All of the people mentioned and their inventions are stories in themselves, comparable with the first tire industry pioneers. Looking back, it is the people who are remembered and the working environment they created that encouraged freedom of expression.
Leaving research to manage Dunlop’s tire evaluation departments created the opportunity for me to work with the Motor Industry Research Association (MIRA) in a joint development of its proving ground. This led to the building of one of the first dry-handling circuits and later one of the first wet-handling circuits. Being head of tire evaluation was an enjoyable experience and was followed by my becoming general manager of truck tire development. Here I quickly learned that truck tires are some of the most challenging tire products. The different service conditions, the requirement for the casing to be retreaded more than once, and the need for maximum mileage in the first lifecycle demand the best of tire design and materials.
In 1989 I rejoined the Tyre Research department as research director, expanding the research program with collaborative projects reflecting the way research was expanding over a range of topics. In 1994 I was appointed technical director, retiring in 1999.

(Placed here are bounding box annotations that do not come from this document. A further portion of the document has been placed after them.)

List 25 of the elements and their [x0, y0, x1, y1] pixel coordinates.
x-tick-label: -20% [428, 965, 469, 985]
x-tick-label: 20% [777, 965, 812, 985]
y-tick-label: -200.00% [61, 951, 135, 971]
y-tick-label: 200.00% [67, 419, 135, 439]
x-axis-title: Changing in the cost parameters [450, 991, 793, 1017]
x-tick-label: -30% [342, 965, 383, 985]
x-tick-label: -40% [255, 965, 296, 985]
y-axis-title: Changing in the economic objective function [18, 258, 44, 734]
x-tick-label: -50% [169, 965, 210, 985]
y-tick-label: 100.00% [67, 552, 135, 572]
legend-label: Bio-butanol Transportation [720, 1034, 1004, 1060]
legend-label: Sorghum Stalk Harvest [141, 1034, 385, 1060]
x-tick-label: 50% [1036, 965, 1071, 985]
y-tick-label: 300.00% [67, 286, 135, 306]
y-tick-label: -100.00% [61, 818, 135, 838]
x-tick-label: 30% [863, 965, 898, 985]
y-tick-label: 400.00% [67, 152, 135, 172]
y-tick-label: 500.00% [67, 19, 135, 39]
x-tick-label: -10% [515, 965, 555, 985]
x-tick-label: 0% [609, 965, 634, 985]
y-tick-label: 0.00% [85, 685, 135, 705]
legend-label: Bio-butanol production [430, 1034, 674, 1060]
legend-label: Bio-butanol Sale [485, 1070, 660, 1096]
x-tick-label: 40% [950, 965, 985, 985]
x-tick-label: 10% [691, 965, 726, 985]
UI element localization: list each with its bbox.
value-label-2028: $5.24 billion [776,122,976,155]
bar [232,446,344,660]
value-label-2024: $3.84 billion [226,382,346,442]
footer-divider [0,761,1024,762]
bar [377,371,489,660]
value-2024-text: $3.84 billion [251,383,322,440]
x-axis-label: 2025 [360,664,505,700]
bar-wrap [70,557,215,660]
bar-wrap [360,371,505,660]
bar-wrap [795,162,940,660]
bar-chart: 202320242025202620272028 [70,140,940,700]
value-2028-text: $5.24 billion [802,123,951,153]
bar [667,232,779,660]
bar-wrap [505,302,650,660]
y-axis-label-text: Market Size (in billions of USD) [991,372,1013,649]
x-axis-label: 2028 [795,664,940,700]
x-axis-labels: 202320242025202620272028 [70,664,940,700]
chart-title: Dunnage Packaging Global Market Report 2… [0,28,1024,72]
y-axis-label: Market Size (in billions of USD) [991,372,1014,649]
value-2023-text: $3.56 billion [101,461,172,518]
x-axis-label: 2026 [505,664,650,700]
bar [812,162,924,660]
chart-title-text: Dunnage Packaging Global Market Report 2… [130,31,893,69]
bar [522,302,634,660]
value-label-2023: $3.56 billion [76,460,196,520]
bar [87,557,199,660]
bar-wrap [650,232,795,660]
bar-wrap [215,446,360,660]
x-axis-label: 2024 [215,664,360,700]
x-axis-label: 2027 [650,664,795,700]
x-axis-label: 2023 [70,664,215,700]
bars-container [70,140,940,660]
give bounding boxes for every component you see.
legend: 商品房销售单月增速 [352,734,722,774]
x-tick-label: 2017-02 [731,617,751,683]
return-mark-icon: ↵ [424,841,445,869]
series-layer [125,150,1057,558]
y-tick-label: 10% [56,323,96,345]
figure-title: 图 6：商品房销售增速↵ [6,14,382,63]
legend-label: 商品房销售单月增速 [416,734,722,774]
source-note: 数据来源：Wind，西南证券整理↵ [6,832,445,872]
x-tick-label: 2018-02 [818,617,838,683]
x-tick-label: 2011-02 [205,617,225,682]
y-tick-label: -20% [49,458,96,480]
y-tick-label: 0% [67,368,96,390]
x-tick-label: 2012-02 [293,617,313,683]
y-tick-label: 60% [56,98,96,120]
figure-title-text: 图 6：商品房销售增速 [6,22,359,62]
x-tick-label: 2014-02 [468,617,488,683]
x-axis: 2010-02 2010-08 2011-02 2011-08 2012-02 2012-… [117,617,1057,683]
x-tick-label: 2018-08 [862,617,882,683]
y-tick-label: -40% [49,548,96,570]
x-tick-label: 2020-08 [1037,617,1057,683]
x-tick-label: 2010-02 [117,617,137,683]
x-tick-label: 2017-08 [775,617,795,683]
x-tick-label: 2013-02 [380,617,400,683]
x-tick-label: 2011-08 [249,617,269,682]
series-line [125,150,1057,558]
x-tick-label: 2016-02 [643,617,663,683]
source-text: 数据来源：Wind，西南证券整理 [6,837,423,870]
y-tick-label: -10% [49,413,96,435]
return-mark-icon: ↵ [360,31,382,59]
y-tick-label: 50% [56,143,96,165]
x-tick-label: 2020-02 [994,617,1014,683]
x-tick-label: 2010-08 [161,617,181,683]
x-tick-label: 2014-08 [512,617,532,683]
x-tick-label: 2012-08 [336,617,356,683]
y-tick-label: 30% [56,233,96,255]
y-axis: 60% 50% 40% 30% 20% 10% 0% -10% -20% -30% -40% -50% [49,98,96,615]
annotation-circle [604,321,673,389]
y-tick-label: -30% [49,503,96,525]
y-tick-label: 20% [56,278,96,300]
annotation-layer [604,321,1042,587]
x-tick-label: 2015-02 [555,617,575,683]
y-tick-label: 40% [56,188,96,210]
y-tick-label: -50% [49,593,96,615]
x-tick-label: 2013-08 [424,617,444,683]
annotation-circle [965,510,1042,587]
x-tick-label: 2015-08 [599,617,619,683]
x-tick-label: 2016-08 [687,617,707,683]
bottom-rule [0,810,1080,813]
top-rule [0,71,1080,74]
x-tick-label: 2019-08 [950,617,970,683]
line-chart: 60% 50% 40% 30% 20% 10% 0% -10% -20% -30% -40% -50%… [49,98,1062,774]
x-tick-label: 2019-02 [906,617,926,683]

The changes in tire and material design during the coming years are already being conceived through the greater accuracy of computer modeling of the tire within its road and vehicle environment, together with the ability to see and model polymer and filler behavior on the nano scale. No doubt other established and new compounding ingredients will soon be the subject of future in-depth studies as we search for better-performing, sustainable and replenishable raw materials.
I hope we will see lighter tires, tires created with new concepts of design construction enabled by the greater theoretical understanding of the tire and the availability of new materials and combinations of new materials. Such a tire will have a built-in runflat ability. The tire will act as the key vehicle sensor to determine the appropriate operational behavior of the vehicle, and the tire will of course be able to monitor its own performance during its service lifetime. Certainly tires will not have the same compounds, tread designs or construction design as they have today, and I hope it will not be long before raw material and compounding advances enable the tire to last the average service life of a vehicle. Perhaps this is one of two or three of the big steps forward toward a greener vehicle.
It is my hope that tire performance will be assessed by different parameters, and the product will re-establish itself as the key vehicle component and justify its enhanced value based on its technical merits and hence its commercial value.
Looking back through my career and writings over the past 55 years there seem to have been two themes. The first is vehicle safety. Even today the record of annual road accident statistics is terrible, despite the many significant developments that have been achieved. The human cost and the impact on national budgets suggests that much more needs to be done as quickly as possible. It may be the cost of road transport accidents that will drive the radical changes in vehicle engineering we are now beginning to see.
The second theme seems to be one of creating the environment for innovation and rewarding the innovators. These are the lifeblood of any growing industry. Of course, good science also needs good management. It is believed to be John Ruskin who said, “There is hardly anything in this world that some man cannot make a little worse and sell a little more cheaply. The person who buys on price alone is this man’s lawful prey.” I fervently believe in the need for further scientific advances in tire technology. There is no finishing line in the race to excellence.